LP / MILP formulation with OR logic

Question

I'm solving a LP / MILP problem using ILOG CPLEX.

int n = ...;
range time =1..n;

dvar float+ c[time] in 0..0.3;
dvar float+ d[time] in 0..0.3;
dvar float+ x[time];

int beta[time]=...;
float pc[time]=...;
float pd[time]=...;

//Expressions

dexpr float funtion = sum(t in time) (d[t]*pd[t]-c[t]*pc[t]); 

//Model

maximize function;

subject to {

    x[1] == 0.5;
    c[1] == 0;
    d[1] == 0;

    forall(t in time)
        const1:
            x[t] <= 1;          

    forall(t in time: t!=1)
        const2:
            (x[t] == x[t-1] + c[t] - d[t]);         

    forall(t in time: t!=1)
        const3:         
            ( d[t] <= 0) || (c[t] <= 0); 

As you can see I've forced c[t] and d[t] to never be bigger than 0 at the same time with "const3".

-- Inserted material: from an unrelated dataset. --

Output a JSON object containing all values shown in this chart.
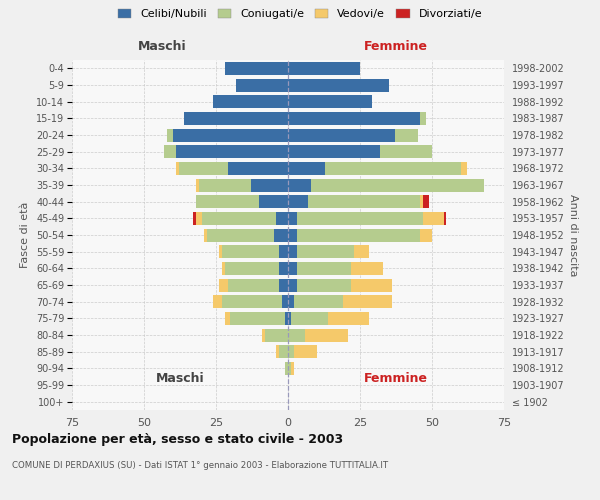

My question is, how would this constraint be represented in a LP/MILP mathematical formulation?

Is adding this new variable enough? :

y[t]≤c[t]+d[t]

y[t]≥c[t]

y[t]≥d[t]

0≤y[t]≤M (M is the maximum value of both c or d)

Answer 1

As far as I can tell, the constraints you suggested would allow this setting:

c[t] = 0.1
d[t] = 0.1
y[t] = 0.2

Which has c and d different from 0 simultaneously.

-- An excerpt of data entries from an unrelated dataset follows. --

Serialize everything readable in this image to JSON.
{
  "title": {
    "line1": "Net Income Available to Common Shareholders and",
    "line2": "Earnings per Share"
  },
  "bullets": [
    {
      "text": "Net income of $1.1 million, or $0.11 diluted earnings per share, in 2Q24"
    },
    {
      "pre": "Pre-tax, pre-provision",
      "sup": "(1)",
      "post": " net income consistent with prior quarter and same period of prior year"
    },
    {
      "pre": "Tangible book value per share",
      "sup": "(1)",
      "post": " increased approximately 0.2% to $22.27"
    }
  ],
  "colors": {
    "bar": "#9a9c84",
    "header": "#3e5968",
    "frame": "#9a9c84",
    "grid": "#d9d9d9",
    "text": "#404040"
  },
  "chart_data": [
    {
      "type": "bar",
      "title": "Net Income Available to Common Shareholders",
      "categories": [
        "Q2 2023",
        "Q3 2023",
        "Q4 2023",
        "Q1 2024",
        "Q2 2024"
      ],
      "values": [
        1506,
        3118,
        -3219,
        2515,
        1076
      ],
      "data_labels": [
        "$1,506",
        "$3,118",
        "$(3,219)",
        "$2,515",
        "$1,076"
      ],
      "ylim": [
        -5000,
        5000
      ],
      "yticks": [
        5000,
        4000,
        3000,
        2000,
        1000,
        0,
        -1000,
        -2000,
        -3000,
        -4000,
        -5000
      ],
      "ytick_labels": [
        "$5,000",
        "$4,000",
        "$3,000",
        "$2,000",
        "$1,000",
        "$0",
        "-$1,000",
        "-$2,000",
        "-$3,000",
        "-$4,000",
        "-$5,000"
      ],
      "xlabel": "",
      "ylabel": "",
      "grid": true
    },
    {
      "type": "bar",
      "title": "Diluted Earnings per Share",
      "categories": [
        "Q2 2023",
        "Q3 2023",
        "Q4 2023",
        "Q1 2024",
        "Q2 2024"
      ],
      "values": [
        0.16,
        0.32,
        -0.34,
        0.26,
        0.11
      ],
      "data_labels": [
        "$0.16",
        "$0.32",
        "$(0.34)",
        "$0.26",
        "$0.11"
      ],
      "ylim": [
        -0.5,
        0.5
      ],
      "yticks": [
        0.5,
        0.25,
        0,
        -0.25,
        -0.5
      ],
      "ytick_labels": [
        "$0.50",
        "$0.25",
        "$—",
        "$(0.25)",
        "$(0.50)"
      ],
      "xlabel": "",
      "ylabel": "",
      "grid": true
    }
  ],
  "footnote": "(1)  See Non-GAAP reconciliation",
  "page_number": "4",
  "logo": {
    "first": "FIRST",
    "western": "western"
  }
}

I can see these options to formulate your condition without logical constraints:

1) Use an SOS constraint that contains just c[t] and d[t]. By definition of SOS only one of the two can be non-zero in any feasible solution.

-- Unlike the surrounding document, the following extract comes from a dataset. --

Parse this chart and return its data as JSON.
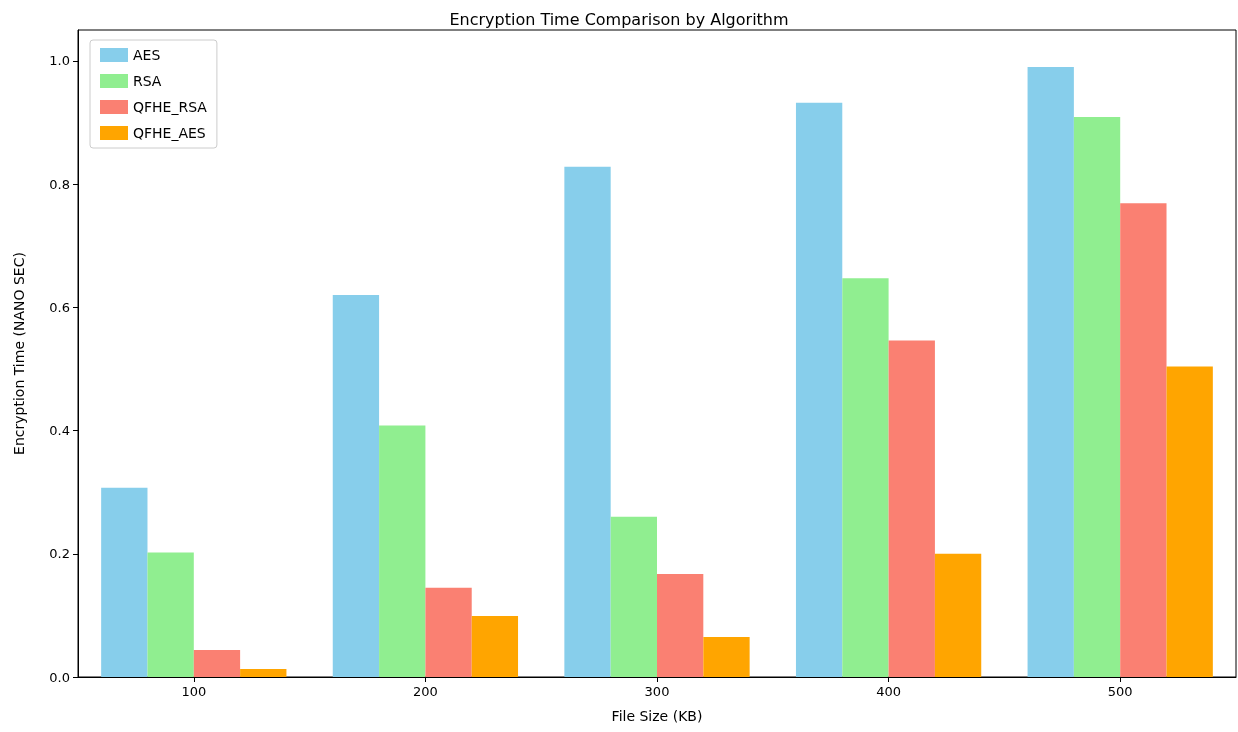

2) Use a boolean variable y[t] and add constraints

c[t] <= M * y[t]
d[t] <= M * (1 - y[t])

3) Again, use boolean y[t] and then indicator constraints

(y[t] == 0) => (c[t] == 0);
(y[t] == 1) => (d[t] == 0);

4) You can just state c[t] * d[t] == 0 but that will make the model non-linear.

In any case, a solver will probably be able to reduce your original formulation to either 2 or 3. So reformulating the constraint may not make things faster but only more obscure.